After it was all over, but before the fat lady sang the grades, this question was posted on the forum site:
Did the top students find the questions ambiguous?Well. I managed to eek out a 96.5% (thanks to a reversal of answer fortune on one of the so-called ambiguous final questions where "they" gave in and accepted both answers as correct). This only put me in the top 25% of the class(!!?). Tough crowd. Here is my reply to the above. (It attracted not a single discussion comment nor have I seen it displayed in the blurbs for subsequent classes):
This forum keeps talking about the ambiguous questions. Perhaps we should be asking “ambiguous to whom?” My hunch is that the top students didn’t find the questions ambiguous, although I could be wrong. To test my hypothesis, perhaps Irvin and the Profs could give some data to work with, and we could (or they could) test this statistically.
Define a “top student” as a student who achieved say 90% or more on the mid-term (or mid-term + homeworks perhaps). Then look at how many got the “ambiguous” questions correct before the alternate solutions were accepted, vs. the non-top-students. If my hunch is right, it will be the non-top-students who found the questions ambiguous, which tells its own story.
It will also mean that the top-students’ rank overall won’t change too much from the introduction of the alternate solutions, as it will lift all those who got say 80% or less to say 85%. The ranking of students up above 90% won’t change a great deal.
Just a hunch.
I too (believe that I) am in the 90%. I found many ambiguities in the lectures, homework, and exams. And I found each one very annoying because I felt I was being graded on how well I could guess what the professors really meant (why I cared about a grade is still a bit beyond me...). My general feeling is that grad students should have taught this course because they are closer to the assumptions being made, senior researchers are bound to "forget" that, e.g., their definitions of Stochastic or Partially Observable are built up over many years of experience. From the beginning certain things were not clearly defined, vis "Rationality" which was only mentioned in the summary of the first video lesson.

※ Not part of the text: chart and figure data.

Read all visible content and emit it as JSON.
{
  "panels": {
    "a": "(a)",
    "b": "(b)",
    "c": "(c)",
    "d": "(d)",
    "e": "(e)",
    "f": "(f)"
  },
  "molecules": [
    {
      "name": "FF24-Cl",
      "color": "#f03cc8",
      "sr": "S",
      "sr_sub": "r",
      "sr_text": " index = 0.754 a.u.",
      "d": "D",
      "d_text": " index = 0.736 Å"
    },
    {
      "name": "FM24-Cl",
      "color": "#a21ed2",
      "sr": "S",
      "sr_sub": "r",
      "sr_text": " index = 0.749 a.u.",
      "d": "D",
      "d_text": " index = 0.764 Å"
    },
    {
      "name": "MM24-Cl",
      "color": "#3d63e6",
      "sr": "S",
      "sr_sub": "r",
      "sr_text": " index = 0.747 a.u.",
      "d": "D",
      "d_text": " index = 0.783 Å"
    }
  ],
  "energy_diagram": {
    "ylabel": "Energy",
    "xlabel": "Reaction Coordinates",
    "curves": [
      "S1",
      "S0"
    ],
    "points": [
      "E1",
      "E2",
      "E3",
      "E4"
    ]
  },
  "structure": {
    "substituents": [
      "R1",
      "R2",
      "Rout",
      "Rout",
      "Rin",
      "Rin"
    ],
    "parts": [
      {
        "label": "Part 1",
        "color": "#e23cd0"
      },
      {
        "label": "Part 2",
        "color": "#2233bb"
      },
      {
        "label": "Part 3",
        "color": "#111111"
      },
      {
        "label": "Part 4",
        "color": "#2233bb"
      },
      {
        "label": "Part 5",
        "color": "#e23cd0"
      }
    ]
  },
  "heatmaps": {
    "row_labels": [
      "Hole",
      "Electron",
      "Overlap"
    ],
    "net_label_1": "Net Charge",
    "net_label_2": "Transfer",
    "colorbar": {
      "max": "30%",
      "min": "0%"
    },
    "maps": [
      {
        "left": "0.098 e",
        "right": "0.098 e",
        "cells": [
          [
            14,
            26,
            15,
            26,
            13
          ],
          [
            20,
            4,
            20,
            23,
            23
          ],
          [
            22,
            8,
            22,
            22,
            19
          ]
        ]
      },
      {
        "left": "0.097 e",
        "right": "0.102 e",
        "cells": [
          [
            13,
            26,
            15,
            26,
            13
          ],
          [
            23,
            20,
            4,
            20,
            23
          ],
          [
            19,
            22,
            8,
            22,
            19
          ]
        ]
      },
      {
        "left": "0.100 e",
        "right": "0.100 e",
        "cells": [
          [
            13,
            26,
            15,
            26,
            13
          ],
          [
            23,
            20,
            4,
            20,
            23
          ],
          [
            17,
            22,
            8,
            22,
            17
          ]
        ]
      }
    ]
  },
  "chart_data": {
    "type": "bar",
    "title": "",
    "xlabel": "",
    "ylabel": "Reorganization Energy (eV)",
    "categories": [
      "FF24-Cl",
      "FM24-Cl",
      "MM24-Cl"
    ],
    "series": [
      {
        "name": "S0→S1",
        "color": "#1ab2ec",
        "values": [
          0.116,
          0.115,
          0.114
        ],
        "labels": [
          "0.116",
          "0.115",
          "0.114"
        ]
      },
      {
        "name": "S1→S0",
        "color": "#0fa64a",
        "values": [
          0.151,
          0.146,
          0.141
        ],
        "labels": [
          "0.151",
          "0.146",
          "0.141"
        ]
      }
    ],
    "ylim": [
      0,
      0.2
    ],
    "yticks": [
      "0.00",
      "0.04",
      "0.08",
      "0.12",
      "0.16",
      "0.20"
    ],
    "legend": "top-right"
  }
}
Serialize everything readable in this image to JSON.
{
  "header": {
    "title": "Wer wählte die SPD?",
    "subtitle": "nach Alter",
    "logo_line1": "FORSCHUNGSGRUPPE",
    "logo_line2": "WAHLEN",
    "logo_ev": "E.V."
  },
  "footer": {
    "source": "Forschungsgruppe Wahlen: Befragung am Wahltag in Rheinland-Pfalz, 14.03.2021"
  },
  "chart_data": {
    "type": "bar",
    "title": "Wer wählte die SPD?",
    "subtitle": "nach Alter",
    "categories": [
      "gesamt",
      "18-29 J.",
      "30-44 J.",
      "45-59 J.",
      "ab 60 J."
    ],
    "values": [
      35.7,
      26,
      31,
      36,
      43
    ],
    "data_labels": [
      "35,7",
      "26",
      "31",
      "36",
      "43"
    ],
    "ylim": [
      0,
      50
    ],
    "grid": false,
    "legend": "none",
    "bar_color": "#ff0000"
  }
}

My biggest problem with this course was the inability to get answers to questions from definitive sources. First there was no real forum to ask them, and then when aiqus came on line, almost every question went unanswered because it related to open homework or exam questions. I finally realized that there is no point in taking a class where I cannot ask questions and am unlikely to take another online course because of that.
As an example, I got on the wrong track with Particle Filters early on and it was only by dint of repeated reading and listening that I stumbled on the right one. And the only way I knew that I had finally gotten close was that I got the exam questions right. A TA in a study group would have been able to correct my tangent in about 5 seconds...
The chief thing I learned in the class was that I am not very interested in Artificial Intelligence. I discovered that there are sister fields, Computational Intelligence for one, that are more in line with my interests but each has an academic rivalry that keeps them distinct. For instance, there were a couple references to RA Brooks early robotics work (in the book -- I forget if it came up in the videos), especially the 1991 paper "Intelligence Without Representation", which were somewhat dismissive -- because it seems that our professors are still more aligned with the symbolic AI school of thought.
Perhaps if this class had been a survey of the broader field rather than a (kind of) detailed study of specific techniques I would have found it less frustrating. One of my friends who was auditing the class said: There's a bunch of "Oh, that's how they do that" moments but it's missing the big picture.